Albinson talks about being Canadian as though it were a superpower. “You tell people, ‘I’m Canadian,’ and suddenly you’re into three levels of trust. You need to be very, very careful with that. That’s one of the things I tell the C100 folks: we have this amplification that we’ve been entrusted with, whether we know it or not.”

More than a decade after Canada’s telecoms era sputtered, the country’s tech economy has all the ingredients it needs to dominate. What’s missing right now may not be something C100 can provide.  

“It’s almost just a matter of confidence,” says Lee. “One thing I’ve noticed is that Canadians working in any industry will pay more attention to Canadians outside the country. Canadians have always needed outside validation. It’s always been part of the culture.”

He pauses. “Part of what we’re trying to say is, ‘Stop it, already.’”

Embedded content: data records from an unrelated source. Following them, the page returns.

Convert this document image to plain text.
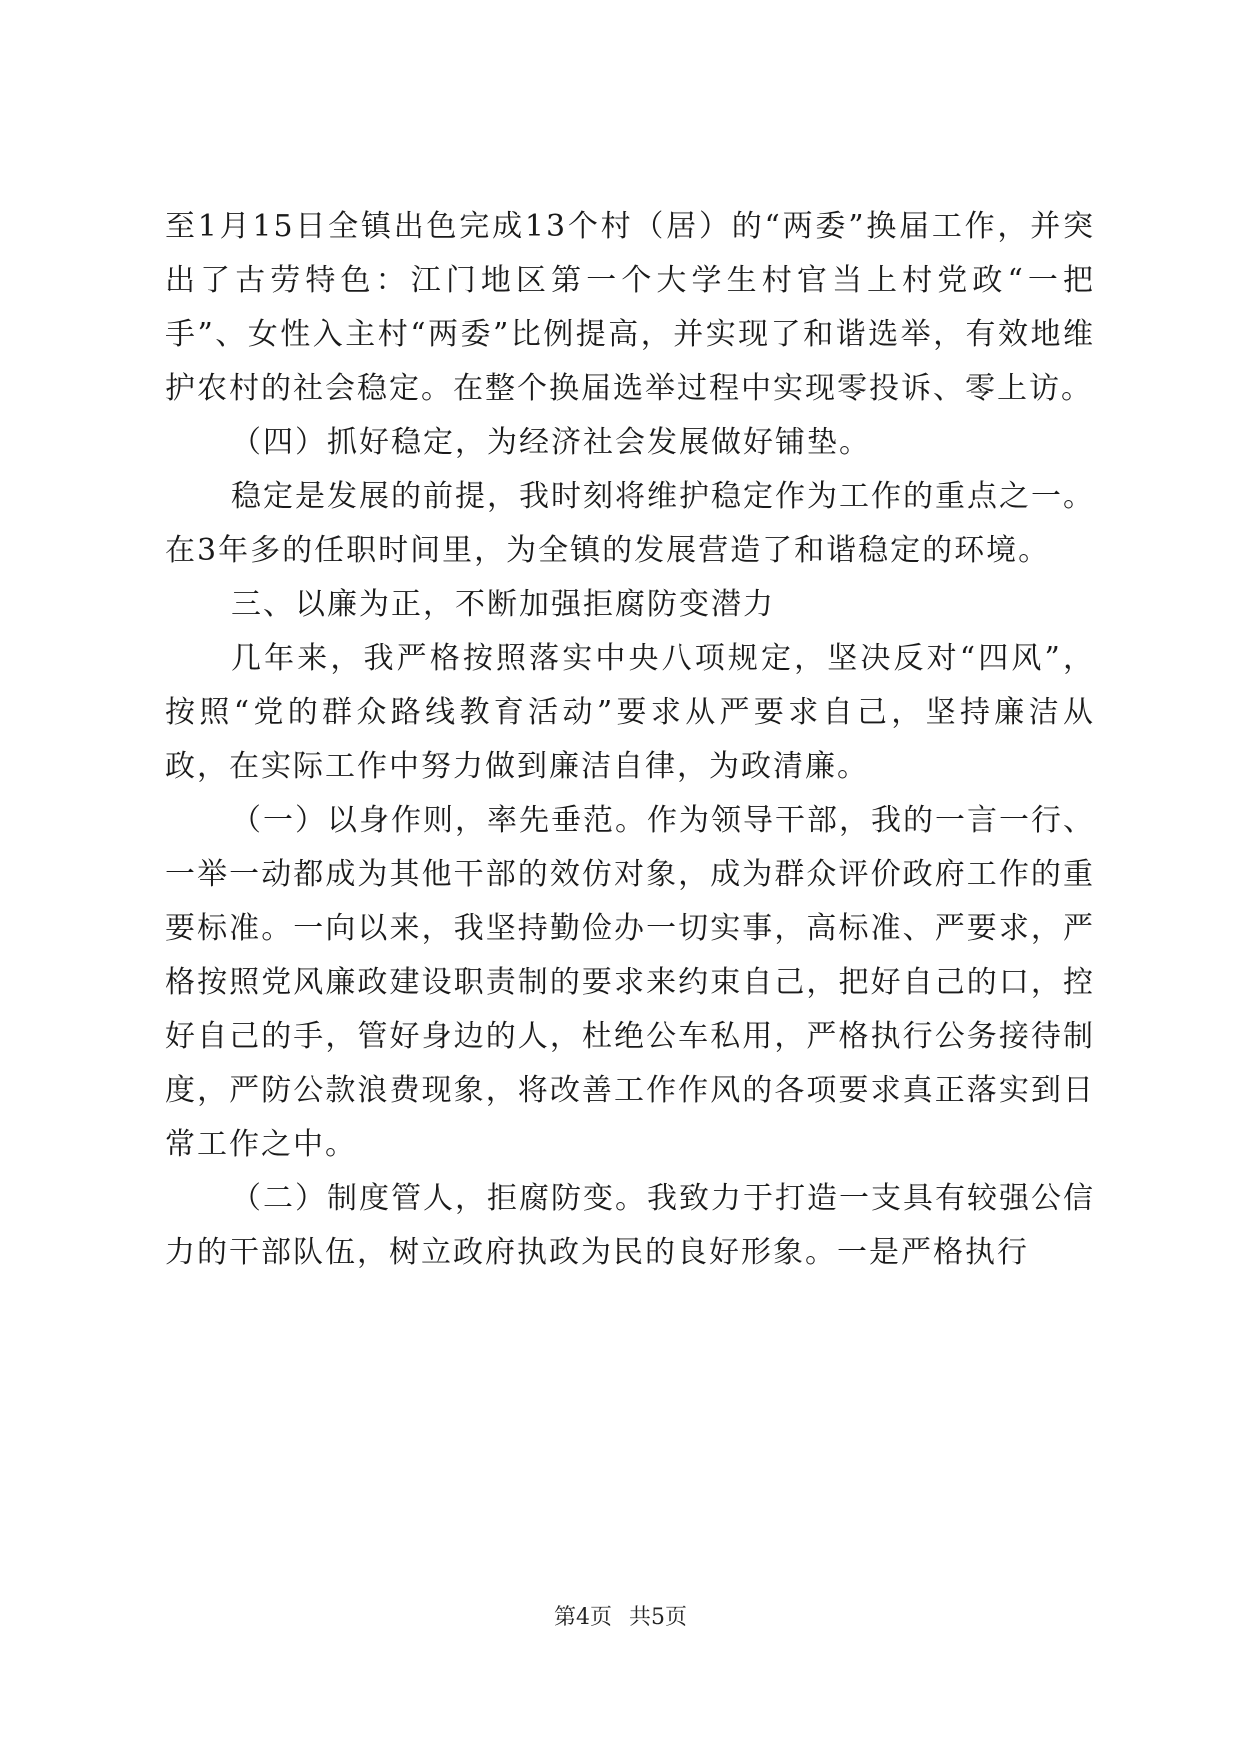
至1月15日全镇出色完成13个村（居）的“两委”换届工作，并突出了古劳特色：江门地区第一个大学生村官当上村党政“一把手”、女性入主村“两委”比例提高，并实现了和谐选举，有效地维护农村的社会稳定。在整个换届选举过程中实现零投诉、零上访。

（四）抓好稳定，为经济社会发展做好铺垫。

稳定是发展的前提，我时刻将维护稳定作为工作的重点之一。在3年多的任职时间里，为全镇的发展营造了和谐稳定的环境。

三、以廉为正，不断加强拒腐防变潜力

几年来，我严格按照落实中央八项规定，坚决反对“四风”，按照“党的群众路线教育活动”要求从严要求自己，坚持廉洁从政，在实际工作中努力做到廉洁自律，为政清廉。

（一）以身作则，率先垂范。作为领导干部，我的一言一行、一举一动都成为其他干部的效仿对象，成为群众评价政府工作的重要标准。一向以来，我坚持勤俭办一切实事，高标准、严要求，严格按照党风廉政建设职责制的要求来约束自己，把好自己的口，控好自己的手，管好身边的人，杜绝公车私用，严格执行公务接待制度，严防公款浪费现象，将改善工作作风的各项要求真正落实到日常工作之中。

（二）制度管人，拒腐防变。我致力于打造一支具有较强公信力的干部队伍，树立政府执政为民的良好形象。一是严格执行

第4页 共5页
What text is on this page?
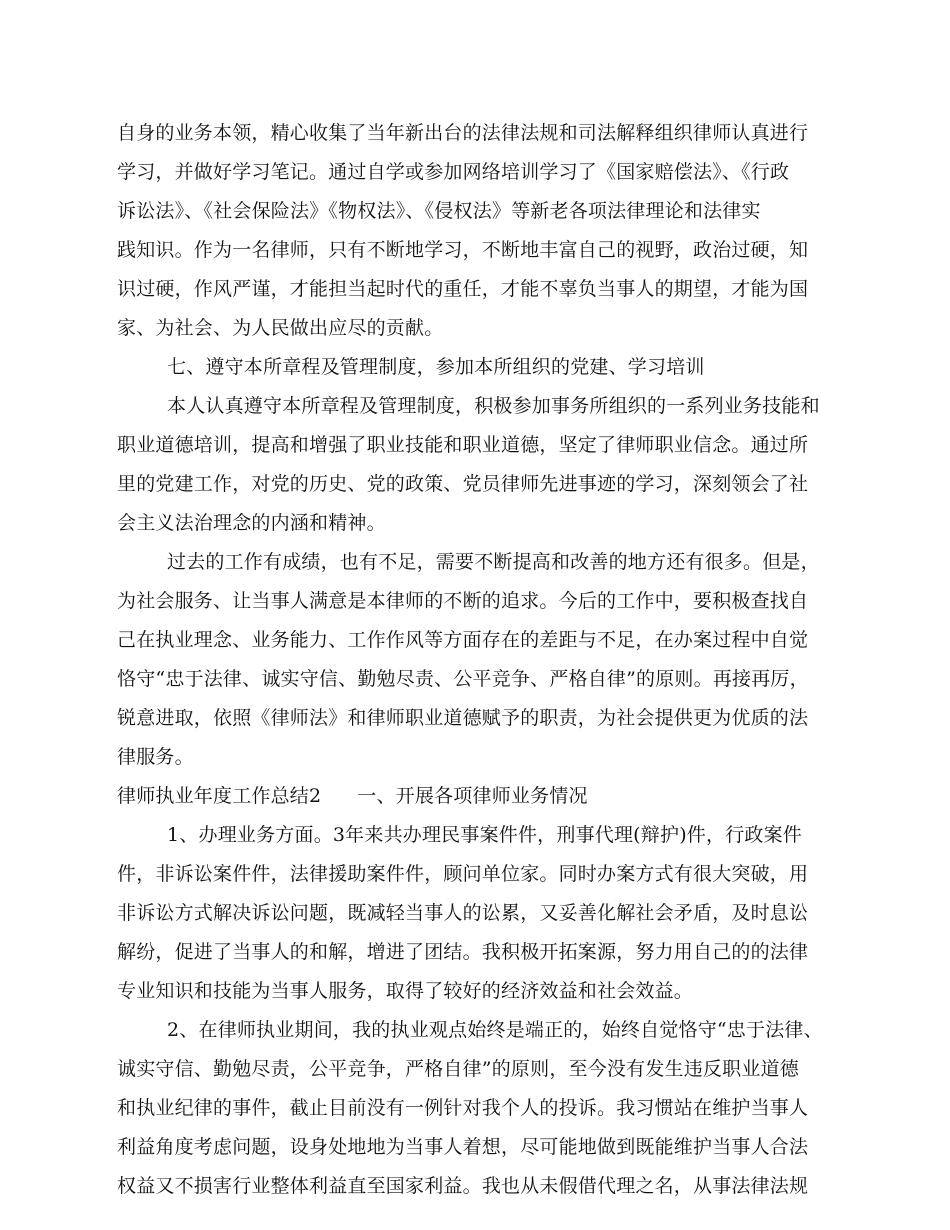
自身的业务本领，精心收集了当年新出台的法律法规和司法解释组织律师认真进行
学习，并做好学习笔记。通过自学或参加网络培训学习了《国家赔偿法》、《行政
诉讼法》、《社会保险法》《物权法》、《侵权法》等新老各项法律理论和法律实
践知识。作为一名律师，只有不断地学习，不断地丰富自己的视野，政治过硬，知
识过硬，作风严谨，才能担当起时代的重任，才能不辜负当事人的期望，才能为国
家、为社会、为人民做出应尽的贡献。
七、遵守本所章程及管理制度，参加本所组织的党建、学习培训
本人认真遵守本所章程及管理制度，积极参加事务所组织的一系列业务技能和
职业道德培训，提高和增强了职业技能和职业道德，坚定了律师职业信念。通过所
里的党建工作，对党的历史、党的政策、党员律师先进事迹的学习，深刻领会了社
会主义法治理念的内涵和精神。
过去的工作有成绩，也有不足，需要不断提高和改善的地方还有很多。但是，
为社会服务、让当事人满意是本律师的不断的追求。今后的工作中，要积极查找自
己在执业理念、业务能力、工作作风等方面存在的差距与不足，在办案过程中自觉
恪守“忠于法律、诚实守信、勤勉尽责、公平竞争、严格自律”的原则。再接再厉，
锐意进取，依照《律师法》和律师职业道德赋予的职责，为社会提供更为优质的法
律服务。
律师执业年度工作总结2 一、开展各项律师业务情况
1、办理业务方面。3年来共办理民事案件件，刑事代理(辩护)件，行政案件
件，非诉讼案件件，法律援助案件件，顾问单位家。同时办案方式有很大突破，用
非诉讼方式解决诉讼问题，既减轻当事人的讼累，又妥善化解社会矛盾，及时息讼
解纷，促进了当事人的和解，增进了团结。我积极开拓案源，努力用自己的的法律
专业知识和技能为当事人服务，取得了较好的经济效益和社会效益。
2、在律师执业期间，我的执业观点始终是端正的，始终自觉恪守“忠于法律、
诚实守信、勤勉尽责，公平竞争，严格自律”的原则，至今没有发生违反职业道德
和执业纪律的事件，截止目前没有一例针对我个人的投诉。我习惯站在维护当事人
利益角度考虑问题，设身处地地为当事人着想，尽可能地做到既能维护当事人合法
权益又不损害行业整体利益直至国家利益。我也从未假借代理之名，从事法律法规
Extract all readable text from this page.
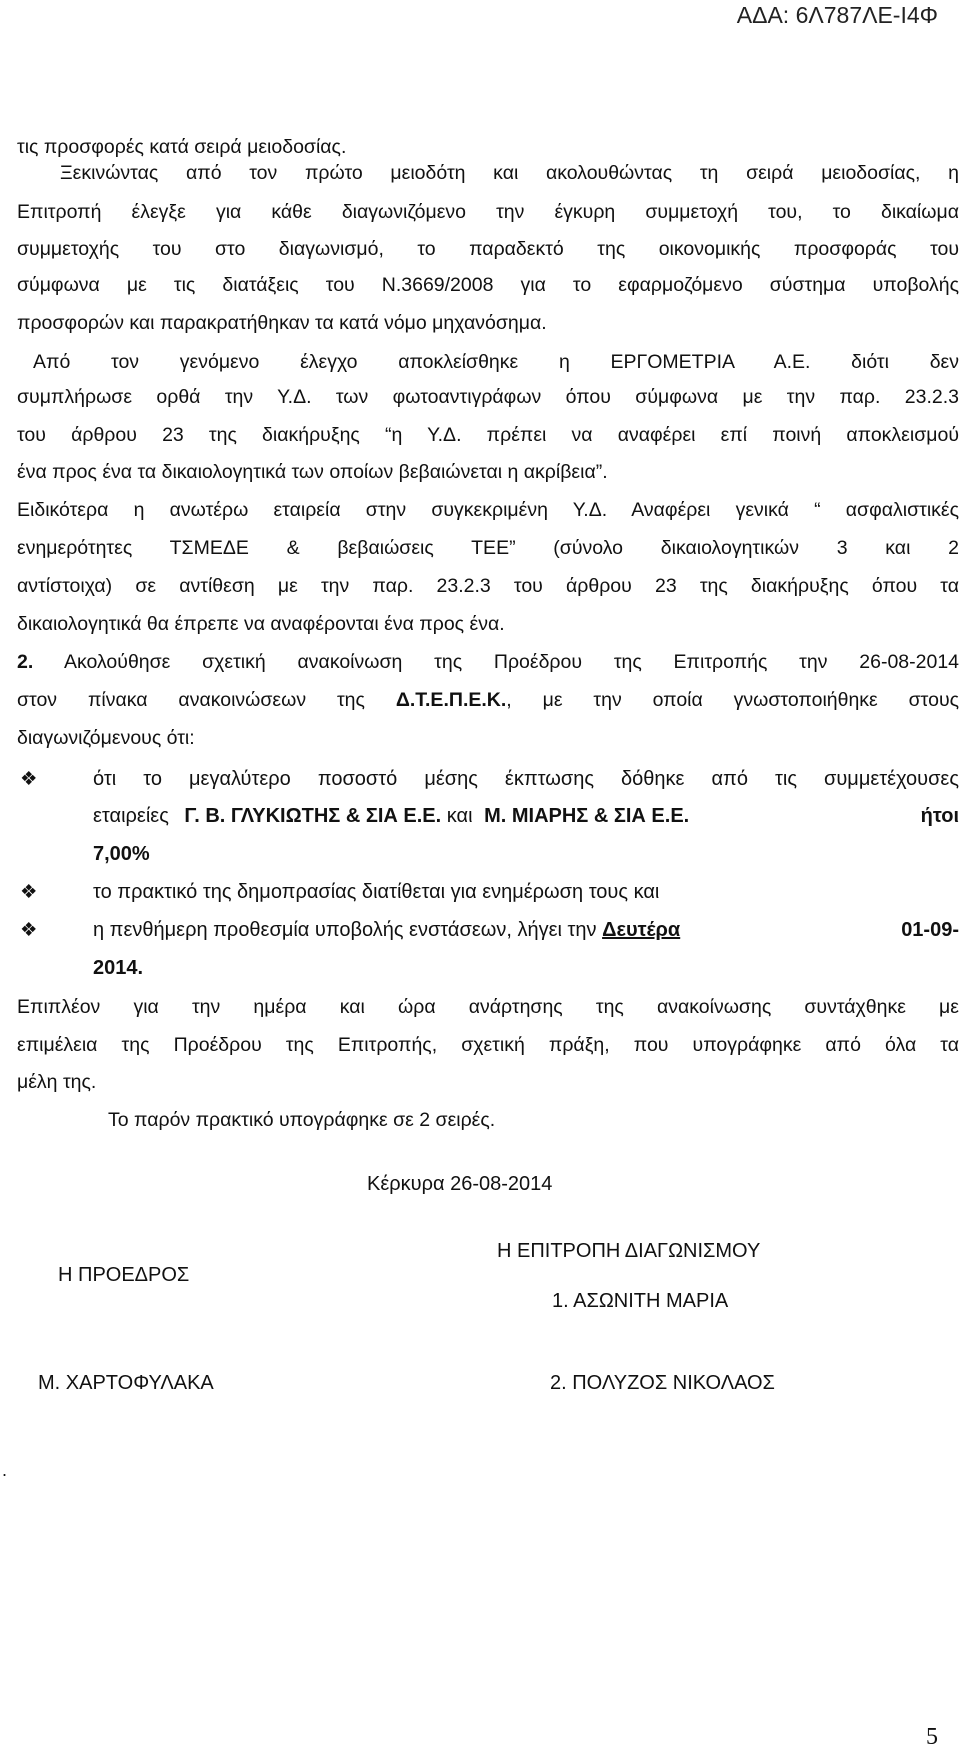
ΑΔΑ: 6Λ787ΛΕ-Ι4Φ
τις προσφορές κατά σειρά μειοδοσίας.
Ξεκινώντας από τον πρώτο μειοδότη και ακολουθώντας τη σειρά μειοδοσίας, η
Επιτροπή έλεγξε για κάθε διαγωνιζόμενο την έγκυρη συμμετοχή του, το δικαίωμα
συμμετοχής του στο διαγωνισμό, το παραδεκτό της οικονομικής προσφοράς του
σύμφωνα με τις διατάξεις του Ν.3669/2008 για το εφαρμοζόμενο σύστημα υποβολής
προσφορών και παρακρατήθηκαν τα κατά νόμο μηχανόσημα.
Από τον γενόμενο έλεγχο αποκλείσθηκε η ΕΡΓΟΜΕΤΡΙΑ Α.Ε. διότι δεν
συμπλήρωσε ορθά την Υ.Δ. των φωτοαντιγράφων όπου σύμφωνα με την παρ. 23.2.3
του άρθρου 23 της διακήρυξης “η Υ.Δ. πρέπει να αναφέρει επί ποινή αποκλεισμού
ένα προς ένα τα δικαιολογητικά των οποίων βεβαιώνεται η ακρίβεια”.
Ειδικότερα η ανωτέρω εταιρεία στην συγκεκριμένη Υ.Δ. Αναφέρει γενικά “ ασφαλιστικές
ενημερότητες ΤΣΜΕΔΕ & βεβαιώσεις ΤΕΕ” (σύνολο δικαιολογητικών 3 και 2
αντίστοιχα) σε αντίθεση με την παρ. 23.2.3 του άρθρου 23 της διακήρυξης όπου τα
δικαιολογητικά θα έπρεπε να αναφέρονται ένα προς ένα.
2. Ακολούθησε σχετική ανακοίνωση της Προέδρου της Επιτροπής την 26-08-2014
στον πίνακα ανακοινώσεων της Δ.Τ.Ε.Π.Ε.Κ., με την οποία γνωστοποιήθηκε στους
διαγωνιζόμενους ότι:
❖	ότι το μεγαλύτερο ποσοστό μέσης έκπτωσης δόθηκε από τις συμμετέχουσες
εταιρείες Γ. Β. ΓΛΥΚΙΩΤΗΣ & ΣΙΑ Ε.Ε. και Μ. ΜΙΑΡΗΣ & ΣΙΑ Ε.Ε.	ήτοι
7,00%
❖	το πρακτικό της δημοπρασίας διατίθεται για ενημέρωση τους και
❖	η πενθήμερη προθεσμία υποβολής ενστάσεων, λήγει την Δευτέρα	01-09-
2014.
Επιπλέον για την ημέρα και ώρα ανάρτησης της ανακοίνωσης συντάχθηκε με
επιμέλεια της Προέδρου της Επιτροπής, σχετική πράξη, που υπογράφηκε από όλα τα
μέλη της.
Το παρόν πρακτικό υπογράφηκε σε 2 σειρές.
Κέρκυρα 26-08-2014
Η ΕΠΙΤΡΟΠΗ ΔΙΑΓΩΝΙΣΜΟΥ
Η ΠΡΟΕΔΡΟΣ
1. ΑΣΩΝΙΤΗ ΜΑΡΙΑ
Μ. ΧΑΡΤΟΦΥΛΑΚΑ	2. ΠΟΛΥΖΟΣ ΝΙΚΟΛΑΟΣ
.
5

Americans don’t need to name their success stories constantly because they’re all sewn into the mythology. They’ve managed to make all their disparate stories into American ones—to give them an inevitability. But in this case, history is being made in real time by Canadians at home and abroad in an industry that has little narrative of its own.

Canadians will recall getting intermittent history lessons on TV in the ‘90s by way of “Heritage Minutes”— those iconic national video clips depicting important Canadian moments. They’re how we learned about Canada’s contributions to basketball, Superman and even the real-life bear that was said to have inspired Winnie the Pooh. But why not the father of Java?

“I grew up during the Canadian iconography era,” says Leckie, referring to those film clips. “It’s always been my goal that Canadian tech would have that moment in the sun.”

If that happens, it will need to include the Silicon Valley diaspora.